Nilay Vaish Fri, 11 Sep 2015 14:14:14 -0700


> On Aug. 30, 2015, 6:01 p.m., Joel Hestness wrote:
> > Hi guys,
> > 
> > I'm not sure of the status of or plans for this patch, but I wanted to test 
> > it out and provide some feedback. I've merged and tested this with the 
> > current gem5 head (11061). First, there are a number of things broken with 
> > this patch, and if we're still interested in checking it in, it needs 
> > plenty of work. It took a fair amount of debugging before I was able to run 
> > with it.
> > 
> > Second, after merging, I microbenchmarked a few common memory access 
> > patterns. The O3 CPU with Ruby certainly performs better than older 
> > versions of gem5 (I was testing changeset 10238). It appears that prior to 
> > this patch, the O3 CPU has been modified to fix the memory access squashing 
> > caused by Ruby sequencer blocking (not sure which changes fixed that), so 
> > the execution time of the microbenchmarks is now comparable between Ruby 
> > and classic without this patch.
> > 
> > Further, I found this patch actually introduces many confusing issues and 
> > can reduce performance by up to 60%. It was very difficult to track down 
> > why performance suffered: By coalescing requests in the sequencer, the 
> > number of cache accesses changes, so the first problem was figuring out 
> > what an 'appropriate' change in number of cache accesses might be. After 
> > coming to an ok conclusion on that, I then found that the sequencer 
> > max_outstanding_requests needs to be configured appropriately to manage 
> > sequencer coalescing well. Specifically, if the max_outstanding_requests is 
> > less than the LSQ depth, the sequencer won't block the LSQ from issuing 
> > accesses to the same line, but will block when it is full. This reduces the 
> > MLP exposed to the caches compared to when the LSQ is blocked on 
> > outstanding lines and forced to expose accesses to separate lines. Setting 
> > the max_outstanding_requests greater than the LSQ depth fixes this, but 
> > this performance bug indicates that the coalescing in the sequencer 
> > introduces more non-trivial configuration to get reasonable MLP.
> > 
> > Overall, I feel that this patch needs to be dropped: It does not appear to 
> > be necessary for performance, and it actually introduces problems with 
> > performance and debugging due to the cache access effects.
> 
> Brad Beckmann wrote:
>     We still hope to check it in.  The last time we ran our tests, this patch 
> proved to be very important for O3 performance.  Even if the squashing 
> behavior is fixed, I think we saw benefits from avoiding unecessary mandatory 
> queue latency for aliased requests.  We will rerun our tests to confirm.
>     
>     I'm surprised you encountered issues with the latest version of the 
> patch.  I personally put a lot of effort into adding the disable feature that 
> you requested and I tested the enable/disable bit with the CPU models and 
> Ruby.  It worked for me.
>     
>     The issue you point out with max_outstanding_requests seems to be a 
> problem with its prior default value.  Why do you think increasing the value 
> is a "non-trivial configuration"?  Shouldn't we have max_outstanding_requests 
> equal to the LSQ size?
> 
> Nilay Vaish wrote:
>     I am acutally in favor of the idea of coalescing requests.  This is 
> something that classic memory does as well.
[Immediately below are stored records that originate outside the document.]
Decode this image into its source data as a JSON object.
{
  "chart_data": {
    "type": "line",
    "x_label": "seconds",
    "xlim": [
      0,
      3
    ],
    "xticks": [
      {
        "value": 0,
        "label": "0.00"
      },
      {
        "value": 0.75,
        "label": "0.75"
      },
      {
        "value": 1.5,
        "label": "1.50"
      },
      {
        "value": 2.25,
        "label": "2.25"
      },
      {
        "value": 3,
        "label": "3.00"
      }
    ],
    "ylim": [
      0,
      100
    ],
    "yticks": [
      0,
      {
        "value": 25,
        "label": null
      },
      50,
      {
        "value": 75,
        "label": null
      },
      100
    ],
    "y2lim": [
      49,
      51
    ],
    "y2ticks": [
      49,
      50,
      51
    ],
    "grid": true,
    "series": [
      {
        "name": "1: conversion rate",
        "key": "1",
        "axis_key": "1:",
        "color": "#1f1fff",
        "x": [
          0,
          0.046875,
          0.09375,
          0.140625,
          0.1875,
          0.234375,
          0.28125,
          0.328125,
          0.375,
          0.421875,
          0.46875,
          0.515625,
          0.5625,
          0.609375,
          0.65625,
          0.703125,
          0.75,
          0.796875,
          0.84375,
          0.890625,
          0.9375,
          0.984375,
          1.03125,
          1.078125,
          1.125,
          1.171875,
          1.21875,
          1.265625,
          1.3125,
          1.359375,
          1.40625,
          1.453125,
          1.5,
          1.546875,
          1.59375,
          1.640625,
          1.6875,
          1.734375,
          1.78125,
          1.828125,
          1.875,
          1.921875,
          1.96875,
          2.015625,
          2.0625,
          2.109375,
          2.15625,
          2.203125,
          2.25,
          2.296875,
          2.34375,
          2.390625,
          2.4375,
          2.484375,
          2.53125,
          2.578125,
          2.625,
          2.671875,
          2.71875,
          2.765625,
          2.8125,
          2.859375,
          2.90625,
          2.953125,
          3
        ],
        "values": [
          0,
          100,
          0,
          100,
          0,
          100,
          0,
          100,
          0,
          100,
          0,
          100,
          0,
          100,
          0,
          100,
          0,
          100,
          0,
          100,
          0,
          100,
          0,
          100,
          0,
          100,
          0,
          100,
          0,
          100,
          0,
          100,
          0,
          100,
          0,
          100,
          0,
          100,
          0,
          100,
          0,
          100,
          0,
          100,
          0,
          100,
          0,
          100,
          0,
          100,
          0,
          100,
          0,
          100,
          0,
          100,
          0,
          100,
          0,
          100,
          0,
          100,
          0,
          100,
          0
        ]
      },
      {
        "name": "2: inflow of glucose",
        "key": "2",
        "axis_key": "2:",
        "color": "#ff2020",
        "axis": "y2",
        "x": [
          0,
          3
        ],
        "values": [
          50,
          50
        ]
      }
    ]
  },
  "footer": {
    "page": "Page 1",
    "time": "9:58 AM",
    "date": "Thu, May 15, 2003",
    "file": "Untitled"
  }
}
>     And I read some paper on MSHRs maintaining primary and secondary 
> requests.  I would like that we ultimately 
>     merge this patch.  I think we should split this patch into two parts:
>     
>     a. the first patch will combine the read and the write request tables 
> maintained by the sequencer.  I think Joel
>     has no objections to that part.  So should be possible to merge that 
> patch any time.
>     
>     b. the second part will provide each entry in the combined request table 
> with a list of packets instead of a
>     single packet.  This part of the patch is what we need to discuss.
>     
>       -- I think we should drop the max outstanding request variable all 
> together.  As both of you agree 
>          the LSQ size should decide how many requests should be pending, 
> there is no need for the sequencer to 
>          maintain its own limit.
>          
>       -- We also need to decide on how the statistical variables are updated. 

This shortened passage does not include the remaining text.